La località pugliese dove il fascino del Sud regala emozioni uniche in ogni stagione

Nel cuore del promontorio del Gargano si trova un piccolo borgo che somiglia a un’Italia sospesa nel tempo, quasi immobile, tra terra e mare. A Ischitella, nel Nord della Puglia, il profumo intenso degli agrumi si mescola con la storia e le tradizioni di questo luogo. La presenza del Lago di Varano e la vista sull’Adriatico creano una cornice naturale davvero notevole. Qui il tempo non corre alla solita velocità, ma segue ritmi antichi, scanditi dalle stagioni e da una vita agricola che ancora oggi sostiene l’identità della comunità. Un legame forte tra passato e presente, visibile soprattutto nell’architettura e nelle abitudini quotidiane.

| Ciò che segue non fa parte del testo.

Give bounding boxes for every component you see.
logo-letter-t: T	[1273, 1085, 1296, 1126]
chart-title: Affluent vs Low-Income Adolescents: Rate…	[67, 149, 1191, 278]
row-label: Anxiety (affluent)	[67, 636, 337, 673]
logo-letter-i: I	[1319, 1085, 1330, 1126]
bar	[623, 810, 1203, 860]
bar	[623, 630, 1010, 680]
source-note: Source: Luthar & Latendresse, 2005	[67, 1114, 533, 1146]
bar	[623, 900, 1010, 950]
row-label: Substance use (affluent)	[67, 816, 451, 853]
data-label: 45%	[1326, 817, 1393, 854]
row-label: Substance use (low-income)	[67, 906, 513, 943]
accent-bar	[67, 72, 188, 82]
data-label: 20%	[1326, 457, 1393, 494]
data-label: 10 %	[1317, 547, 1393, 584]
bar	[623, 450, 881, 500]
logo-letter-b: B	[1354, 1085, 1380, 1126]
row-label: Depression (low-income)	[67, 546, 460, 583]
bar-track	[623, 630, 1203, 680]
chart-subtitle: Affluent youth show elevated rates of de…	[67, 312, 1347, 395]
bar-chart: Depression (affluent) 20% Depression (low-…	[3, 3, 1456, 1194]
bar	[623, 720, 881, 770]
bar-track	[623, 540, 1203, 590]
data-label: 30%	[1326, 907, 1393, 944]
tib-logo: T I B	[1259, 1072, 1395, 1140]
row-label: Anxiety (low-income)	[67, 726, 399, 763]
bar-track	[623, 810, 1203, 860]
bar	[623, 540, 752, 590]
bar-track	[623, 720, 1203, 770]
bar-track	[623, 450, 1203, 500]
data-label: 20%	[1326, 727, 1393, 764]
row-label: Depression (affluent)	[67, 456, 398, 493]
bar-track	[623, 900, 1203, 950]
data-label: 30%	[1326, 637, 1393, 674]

Le tracce medievali e la tradizione agricola di Ischitella

Il centro storico, chiamato Terra Vecchia, si presenta con una struttura urbana tutta medievale: vicoli stretti, case di pietra e un’atmosfera che non lascia dubbi sul suo passato. Ci sono il castello e le chiese, elementi che danno forma allo spazio del borgo. Segni chiari di una società che, un tempo, si concentrava molto su protezione e coesione. Ancora oggi, si percepisce nei comuni spazi pubblici e nel modo di essere della gente del posto. Nei secoli, dominazioni diverse hanno lasciato eredità architettoniche e culturali – un dettaglio non da poco che rende Ischitella un posto assai interessante. Sul versante economico, la vita ruota da sempre intorno all’agricoltura. Nello specifico, spiccano ulivi e agrumi, colture che hanno plasmato la quotidianità degli abitanti e influenzato tradizioni, comprese le celebrazioni religiose legate alla terra. Il paesaggio racconta un equilibrio originale tra lavoro, ambiente e comunità, equilibrio che chi vive in città finisce spesso per ignorare.

La località pugliese dove il fascino del Sud regala emozioni uniche in ogni stagione
Ulivi secolari e agrumeti rigogliosi caratterizzano il paesaggio pugliese, testimoniando la ricchezza agricola della regione. – assisteresrl.it

Un paese sospeso tra storia, natura e panorami

Vicino alla Terra Vecchia sorge il Rione Ponte, nato nel XVIII secolo. Qui la struttura urbanistica è più lineare, una testimonianza di un’epoca di crescita economica e sociale. Ancora oggi si vedono le porte di accesso al centro storico e i resti del castello, tracce di un passato in cui era necessario guardarsi dai pericoli dal mare. Le chiese, come la parrocchiale di San Francesco d’Assisi e il Santuario del Crocifisso, ospitano opere d’arte e svolgono un ruolo fondamentale nella vita sociale e spirituale dei residenti. Dalle terrazze del paese si gode una vista ampia: l’Adriatico da una parte, il Lago di Varano dall’altra. Quest’ultimo è una riserva naturale di rilevanza internazionale, inserita nel Parco Nazionale del Gargano. Gli appassionati di fauna migratoria trovano qui un rifugio prezioso; gli amanti delle escursioni, un’occasione per immergersi nel verde. Nei giorni più limpidi, si scorgono le Isole Tremiti e, in lontananza, persino la costa della Croazia – una curiosità spesso trascurata che aggiunge fascino al panorama. A completare l’immagine interviene una tradizione che lega prodotti tipici come l’olio d’oliva e gli agrumi alle feste religiose e agli eventi culturali, sottolineando quanto cibo, territorio e identità locale restino indissolubili.

Come raggiungere questo angolo del Gargano

Ischitella gode di collegamenti comodi, grazie alla rete stradale della provincia di Foggia. Chi arriva da nord usa l’autostrada A14, uscita Poggio Imperiale, e poi continua sulla superstrada verso il Gargano. Da sud, invece, la strada più battuta passa per l’autostrada A16, fino a Canosa e poi verso il promontorio. Chi opta per il trasporto pubblico ha a disposizione treni che raggiungono le stazioni di Foggia e San Severo; da lì si prendono autobus locali per i paesi limitrofi. L’aeroporto più vicino è quello di Foggia-Gino Lisa, ma per chi cerca più voli c’è quello di Bari-Palese, a circa due ore di distanza. Entrando a Ischitella ci si imbatte in un luogo dove la convivenza tra storia, natura e tradizione si tocca con mano: nelle strade, negli sguardi e nei ritmi di chi ci vive – ecco il punto.